Volver a la página principal
Tribunal Constitucional de España

Buscador de jurisprudencia constitucional

Sala Primera. Auto 155/2002, de 16 de septiembre de 2002. Recurso de amparo 4460-2001. Deniega la suspensión en el recurso de amparo 4460-2001, interpuesto por doña Cristelle Roselyne Paulette Gubian en juicio declarativo de menor cuantía

Excms. Srs. don Manuel Jiménez de Parga y Cabrera, don Pablo García Manzano, doña María Emilia Casas Baamonde, don Javier Delgado Barrio y don Roberto García-Calvo y Montiel.

I. Antecedentes

1. Mediante escrito que tuvo entrada en el Registro General de este Tribunal el día 31 de julio de 2001, doña Cristelle Roselyne Paulette Gubian, representada por el Procurador de los Tribunales don Juan Luis Cárdenas Porras, interpuso recurso de amparo, según expresa en el encabezamiento de su demanda, contra el Auto de la Sección Tercera de la Audiencia Provincial de Palma de Mallorca de 8 de febrero de 2001, que acordó no haber lugar a tener por preparado recurso de casación contra la Sentencia de 22 de enero de 2001, recaída en el rollo de Sala núm. 521-2000 derivado de los autos de juicio declarativo de menor cuantía núm. 441/97 seguidos en el Juzgado de Primera Instancia e Instrucción núm. 4 de Inca, así como contra el Auto de 15 de marzo de 2001, que acordó no haber lugar a reponer el anterior, y contra el Auto de la Sala de lo Civil del Tribunal Supremo de 10 de julio de 2001, recaído en el recurso núm. 1566-2001, que acordó desestimar el recurso de queja interpuesto en relación con los anteriores.
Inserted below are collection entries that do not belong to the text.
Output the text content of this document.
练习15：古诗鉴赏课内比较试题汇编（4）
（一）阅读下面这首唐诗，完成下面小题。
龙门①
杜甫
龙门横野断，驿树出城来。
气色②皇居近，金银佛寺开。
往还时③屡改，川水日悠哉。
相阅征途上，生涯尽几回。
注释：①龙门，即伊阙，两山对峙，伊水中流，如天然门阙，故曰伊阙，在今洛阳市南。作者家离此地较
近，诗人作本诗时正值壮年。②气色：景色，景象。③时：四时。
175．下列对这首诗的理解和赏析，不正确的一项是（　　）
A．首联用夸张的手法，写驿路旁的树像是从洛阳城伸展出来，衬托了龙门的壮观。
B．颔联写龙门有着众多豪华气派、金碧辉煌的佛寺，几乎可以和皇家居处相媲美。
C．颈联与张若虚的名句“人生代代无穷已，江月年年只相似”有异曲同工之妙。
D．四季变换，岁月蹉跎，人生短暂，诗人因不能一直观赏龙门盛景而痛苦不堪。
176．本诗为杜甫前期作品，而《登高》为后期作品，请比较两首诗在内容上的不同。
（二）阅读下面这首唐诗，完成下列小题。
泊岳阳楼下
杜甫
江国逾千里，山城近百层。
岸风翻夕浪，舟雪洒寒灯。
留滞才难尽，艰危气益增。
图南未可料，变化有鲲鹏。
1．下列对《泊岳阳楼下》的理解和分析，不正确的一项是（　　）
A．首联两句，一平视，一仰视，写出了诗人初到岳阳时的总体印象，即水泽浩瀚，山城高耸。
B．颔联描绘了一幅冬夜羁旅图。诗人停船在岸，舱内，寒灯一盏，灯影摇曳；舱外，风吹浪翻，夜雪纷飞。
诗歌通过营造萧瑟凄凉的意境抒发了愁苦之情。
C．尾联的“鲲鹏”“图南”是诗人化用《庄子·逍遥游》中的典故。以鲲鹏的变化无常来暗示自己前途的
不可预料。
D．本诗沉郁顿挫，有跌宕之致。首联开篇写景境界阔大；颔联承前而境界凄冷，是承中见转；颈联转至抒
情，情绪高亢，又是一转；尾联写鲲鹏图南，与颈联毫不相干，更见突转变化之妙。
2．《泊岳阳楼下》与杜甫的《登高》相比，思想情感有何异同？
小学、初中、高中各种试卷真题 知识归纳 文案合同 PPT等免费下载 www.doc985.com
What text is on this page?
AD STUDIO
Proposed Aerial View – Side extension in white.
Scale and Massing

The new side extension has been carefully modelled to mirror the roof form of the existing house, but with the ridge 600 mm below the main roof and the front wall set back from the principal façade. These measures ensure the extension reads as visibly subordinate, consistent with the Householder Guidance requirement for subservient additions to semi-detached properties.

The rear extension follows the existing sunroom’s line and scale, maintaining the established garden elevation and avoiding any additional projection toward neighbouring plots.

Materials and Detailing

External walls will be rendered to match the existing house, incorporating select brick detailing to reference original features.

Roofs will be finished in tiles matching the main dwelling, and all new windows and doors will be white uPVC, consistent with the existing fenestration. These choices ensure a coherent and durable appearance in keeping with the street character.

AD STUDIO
2. En lo que ahora interesa, deben destacarse los siguientes datos esenciales:

a) Frente a la recurrente en amparo se formuló demanda de juicio de menor cuantía, reclamando la inexistencia o nulidad absoluta de contrato de compraventa de inmueble, que fue estimada por Sentencia del Juzgado de Primera Instancia e Instrucción núm. 4 de Inca de 10 de abril de 2000, declarando nula e inexistente por simulación y falta de causa la citada compraventa. Se consideraba que correspondía a la demandada la prueba de la existencia del precio, sin que ni siquiera intentara acreditar el pago del mismo, y existiendo una serie de datos de los que se extraía que la compraventa fue simulada, con simulación absoluta por falta de causa, ante la ausencia real de la entrega de la cosa y del pago del precio. En consecuencia, se declaraba la nulidad de la escritura pública que instrumentaba dicha compraventa, debiendo practicarse en el protocolo notarial la oportuna anotación y volver la finca litigiosa al patrimonio de su anterior titular, decretándose asimismo la cancelación en el Registro de la Propiedad de las inscripciones y anotaciones producidas por el contrato simulado que fueran contradictorias con los pronunciamientos que se realizaban en la Sentencia, para lo cual, una vez que adquiriera firmeza, se expedirían los oportunos mandamientos, condenando a la hoy recurrente en amparo a estar y pasar por las anteriores declaraciones, con imposición de las costas causadas en la instancia. En el Fundamento de Derecho Tercero de la Sentencia se hacía constar que el vendedor continuaba en la posesión del inmueble objeto de la supuesta enajenación y que no constaba que la recurrente en amparo hubiere entrado en la posesión del inmueble, quedando probado que llegó a forzar su cerradura para acceder al mismo.

b)Recurrida en apelación por la hoy demandante de amparo, la Sentencia fue confirmada en todos sus extremos, con imposición de las costas de la alzada a la parte apelante, por la Sentencia de la Audiencia Provincial de Palma de Mallorca de 22 de enero de 2001, considerando que cuando existen indicios de la ausencia de precio en la compraventa, la carga de demostrar su existencia se traslada al comprador, dada la dificultad que para la parte contraria representaría la prueba de un hecho puramente negativo. En el presente supuesto, la recurrente no sólo no habría realizado actividad probatoria alguna al efecto, sino que, además, existen los suficientes indicios como para presumir que no existió finalidad de celebrar un verdadero contrato de compraventa. En el fundamento de Derecho segundo de la Sentencia de apelación se hace constar que no se ha producido ninguna transferencia de la posesión de la vivienda del vendedor a la compradora, puesto que si bien es cierto que esta última ya dispone de dicha posesión, no lo es menos que, según venía declarado probado en la Sentencia recurrida y no había sido atacado ni combatido en apelación por la hoy recurrente en amparo, ello fue resultado de haber accedido al inmueble forzando la cerradura de la puerta.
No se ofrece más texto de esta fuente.